India has fined the local branch of Amnesty International about $6.5 million for financial crimes following an investigation that the human rights group called “persistent harassment.”
The Law Enforcement Administration, the agency that investigates financial crime in the country, said on Friday that Amnesty violated India’s funding rules by using overseas donations to expand its domestic operations.
The agency said in a statement that the international organization must pay a $6.5 million fine and its former director, Akar Patel, must pay an additional $1.3 million fine.
Amnesty International has not yet commented on the announcement of the fine.

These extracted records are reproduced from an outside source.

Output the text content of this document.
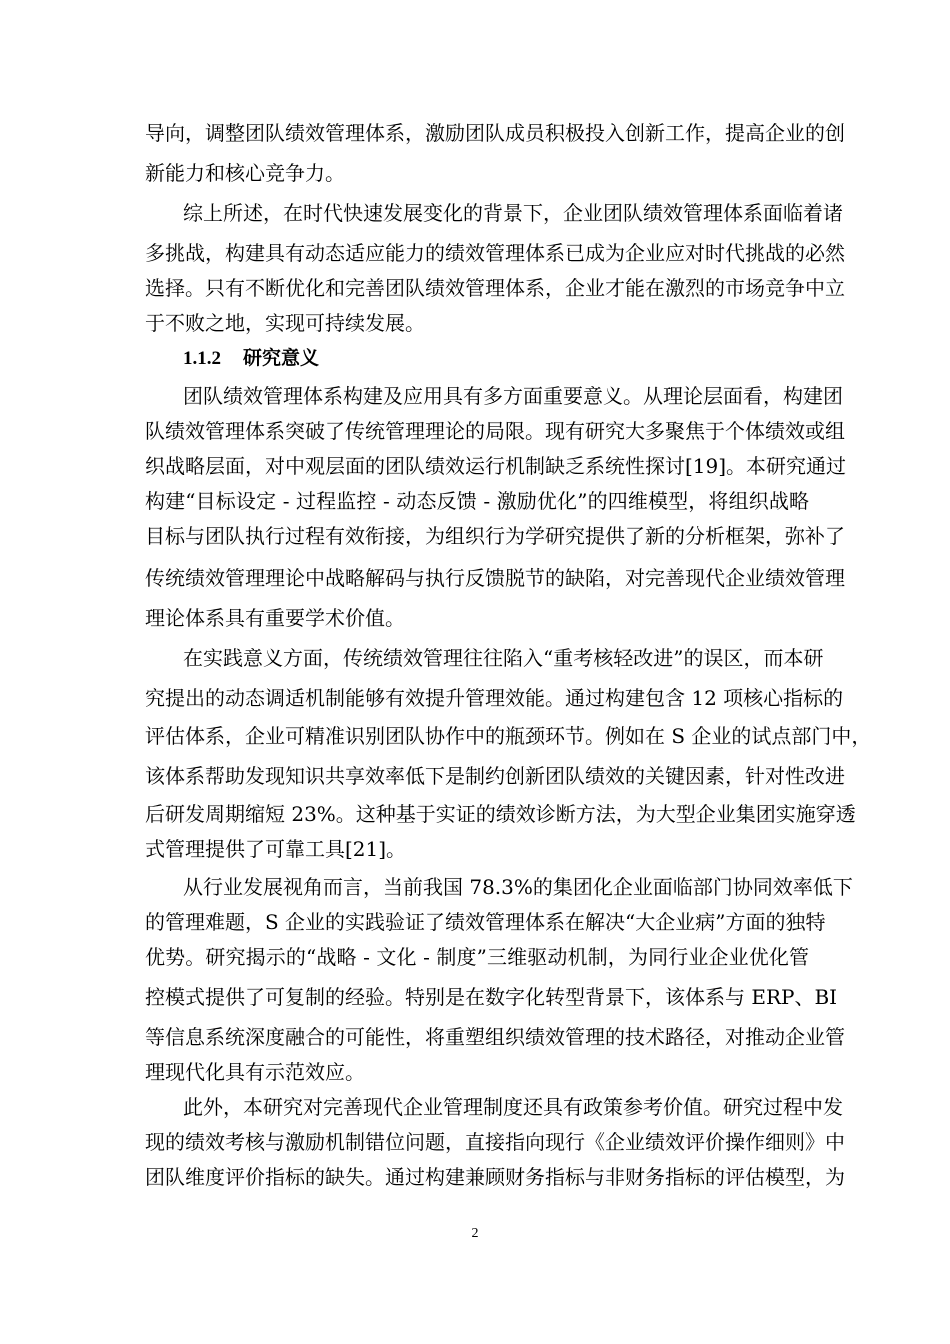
导向，调整团队绩效管理体系，激励团队成员积极投入创新工作，提高企业的创
新能力和核心竞争力。
综上所述，在时代快速发展变化的背景下，企业团队绩效管理体系面临着诸
多挑战，构建具有动态适应能力的绩效管理体系已成为企业应对时代挑战的必然
选择。只有不断优化和完善团队绩效管理体系，企业才能在激烈的市场竞争中立
于不败之地，实现可持续发展。
1.1.2 研究意义
团队绩效管理体系构建及应用具有多方面重要意义。从理论层面看，构建团
队绩效管理体系突破了传统管理理论的局限。现有研究大多聚焦于个体绩效或组
织战略层面，对中观层面的团队绩效运行机制缺乏系统性探讨[19]。本研究通过
构建“目标设定 - 过程监控 - 动态反馈 - 激励优化”的四维模型，将组织战略
目标与团队执行过程有效衔接，为组织行为学研究提供了新的分析框架，弥补了
传统绩效管理理论中战略解码与执行反馈脱节的缺陷，对完善现代企业绩效管理
理论体系具有重要学术价值。
在实践意义方面，传统绩效管理往往陷入“重考核轻改进”的误区，而本研
究提出的动态调适机制能够有效提升管理效能。通过构建包含 12 项核心指标的
评估体系，企业可精准识别团队协作中的瓶颈环节。例如在 S 企业的试点部门中，
该体系帮助发现知识共享效率低下是制约创新团队绩效的关键因素，针对性改进
后研发周期缩短 23%。这种基于实证的绩效诊断方法，为大型企业集团实施穿透
式管理提供了可靠工具[21]。
从行业发展视角而言，当前我国 78.3%的集团化企业面临部门协同效率低下
的管理难题，S 企业的实践验证了绩效管理体系在解决“大企业病”方面的独特
优势。研究揭示的“战略 - 文化 - 制度”三维驱动机制，为同行业企业优化管
控模式提供了可复制的经验。特别是在数字化转型背景下，该体系与 ERP、BI
等信息系统深度融合的可能性，将重塑组织绩效管理的技术路径，对推动企业管
理现代化具有示范效应。
此外，本研究对完善现代企业管理制度还具有政策参考价值。研究过程中发
现的绩效考核与激励机制错位问题，直接指向现行《企业绩效评价操作细则》中
团队维度评价指标的缺失。通过构建兼顾财务指标与非财务指标的评估模型，为
2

The organization ceased operations in India in 2020 after the government froze its bank accounts. She said at the time that she felt she was the victim of “the ongoing persecution of human rights groups by the Indian government without merit”.
Amnesty International and other non-governmental organizations consider themselves victims of persecution by the Hindu nationalist government of Narendra Modi for criticizing the treatment of Indian minorities and condemning abuses committed in conflict zones, especially in Kashmir.
Amnesty was prosecuted for sedition after organizing a 2016 conference on human rights violations in Kashmir. The charges were later dropped.
Then in 2018, the Department of Law Enforcement raided his offices in Bangalore (south).
Earlier this year, Patel was unable to leave the country due to legal proceedings and was prevented from boarding a flight bound for the US at Bangalore airport by the Central Bureau of Investigation, India’s investigative agency.